Model Performance Metrics:

Metric                    Value
------------------------------
RMSE (₹)          23,157,504.40
MAE (₹)            6,107,623.26
MAPE (%)                 43.74%

Interpretation:
- RMSE: The model's predictions are typically off by ₹23,157,504.40 on average
- MAE: The average absolute error is ₹6,107,623.26
- MAPE: The predictions are off by 43.7% on average


## Conclusiones de la práctica

### Transformación de datos

He creado una clase personalizada llamada `MyTransformation` que realiza las siguientes tareas:

- Imputa los valores que faltan:
  - Con **KNN** para `"No. of Bedrooms"`, ya que es una variable discreta y puede completarse bien usando ejemplos parecidos.
  - Con **la mediana** para `"Area"`, así no se ve tan afectada por valores muy grandes o muy pequeños.

- Aplica transformaciones numéricas:
  - Usa **`PowerTransformer` (método `"yeo-johnson"`)** sobre `"Area"` y `"No. of Bedrooms"`. Este método mejora la forma de la distribución y **funciona incluso si hay ceros o negativos**, a diferencia de `Box-Cox`.
  - Escala esas variables con **`RobustScaler`**, que pone todos los valores en una escala parecida y no se ve afectado por valores extremos.

- Codifica variables categóricas:
  - Usa **`SimilarityEncoder`** para `"city"` y `"Location"`, ya que tienen **muchas categorías distintas**. Este encoder **reduce la dimensionalidad** y **puede capturar similitudes entre nombres** (por ejemplo, errores de escritura o nombres parecidos), lo cual podría beneficiar al modelo.
  - Añade también una **columna con la frecuencia** de cada categoría, lo que puede ayudar al modelo a **diferenciar entre valores comunes y raros**, y tratarlos de forma distinta.

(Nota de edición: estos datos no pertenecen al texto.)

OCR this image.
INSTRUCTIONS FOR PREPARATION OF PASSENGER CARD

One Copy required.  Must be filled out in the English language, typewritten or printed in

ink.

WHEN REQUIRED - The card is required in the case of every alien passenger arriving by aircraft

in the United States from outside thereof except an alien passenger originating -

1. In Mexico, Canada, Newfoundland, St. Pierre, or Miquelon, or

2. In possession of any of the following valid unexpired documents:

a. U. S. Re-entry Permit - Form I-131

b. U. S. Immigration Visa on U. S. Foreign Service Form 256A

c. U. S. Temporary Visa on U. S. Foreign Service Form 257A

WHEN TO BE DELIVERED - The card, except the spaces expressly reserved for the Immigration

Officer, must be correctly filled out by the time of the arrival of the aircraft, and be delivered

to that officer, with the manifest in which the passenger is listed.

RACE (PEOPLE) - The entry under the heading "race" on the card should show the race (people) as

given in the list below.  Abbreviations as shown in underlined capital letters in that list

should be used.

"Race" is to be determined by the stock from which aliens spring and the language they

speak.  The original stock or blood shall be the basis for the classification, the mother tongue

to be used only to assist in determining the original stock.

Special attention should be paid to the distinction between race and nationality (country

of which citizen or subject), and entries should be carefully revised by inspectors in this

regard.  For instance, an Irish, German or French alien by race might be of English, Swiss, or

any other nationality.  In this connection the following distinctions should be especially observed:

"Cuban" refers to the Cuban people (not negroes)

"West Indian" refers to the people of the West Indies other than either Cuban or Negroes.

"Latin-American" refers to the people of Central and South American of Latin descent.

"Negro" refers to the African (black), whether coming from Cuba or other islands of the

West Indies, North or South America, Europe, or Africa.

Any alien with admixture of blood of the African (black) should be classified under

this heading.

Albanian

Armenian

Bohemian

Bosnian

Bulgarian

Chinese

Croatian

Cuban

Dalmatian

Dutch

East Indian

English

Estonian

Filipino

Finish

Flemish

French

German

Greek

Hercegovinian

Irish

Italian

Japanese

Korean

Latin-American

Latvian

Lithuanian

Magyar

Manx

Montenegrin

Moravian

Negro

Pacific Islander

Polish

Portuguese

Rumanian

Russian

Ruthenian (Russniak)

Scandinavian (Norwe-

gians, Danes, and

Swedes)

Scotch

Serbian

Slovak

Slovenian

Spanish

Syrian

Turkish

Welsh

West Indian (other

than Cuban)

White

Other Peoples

- También transforma y escala `"Price"` (la variable objetivo), y después hace el **desescalado** para que las predicciones vuelvan a su escala original.

### Filtrado de datos

He creado la clase `ClusteringFilter` que usa **DBSCAN**, una técnica de clustering que:
- Detecta outliers automáticamente sin necesidad de especificar el número de grupos.
- Se basa en las variables `"Area"` y `"No. of Bedrooms"` para encontrar observaciones extrañas y eliminarlas del conjunto de entrenamiento.

### Modelo y resultados

- He entrenado un modelo `GradientBoostingRegressor`, que permite capturar relaciones complejas entre las variables. He ajustado algunos parámetros como el número de árboles o la profundidad.  

#### Resultados obtenidos:
- **RMSE**: ₹23,157,504.40  
- **MAE**: ₹6,107,623.26  
- **MAPE**: 43.74%

### Comentario final

- El modelo ha funcionado bien, aunque **el MAPE ha salido un poco más alto (1-2%)** que en otras prácticas. Esto puede deberse a los datos eliminados o a las nuevas transformaciones aplicadas.
- He elegido `GradientBoostingRegressor` porque es un modelo que **se adapta bien a problemas con muchas variables**, permite capturar relaciones no lineales, y **es muy flexible** para ajustar parámetros. Además, tiene buen rendimiento incluso en datasets complejos como este.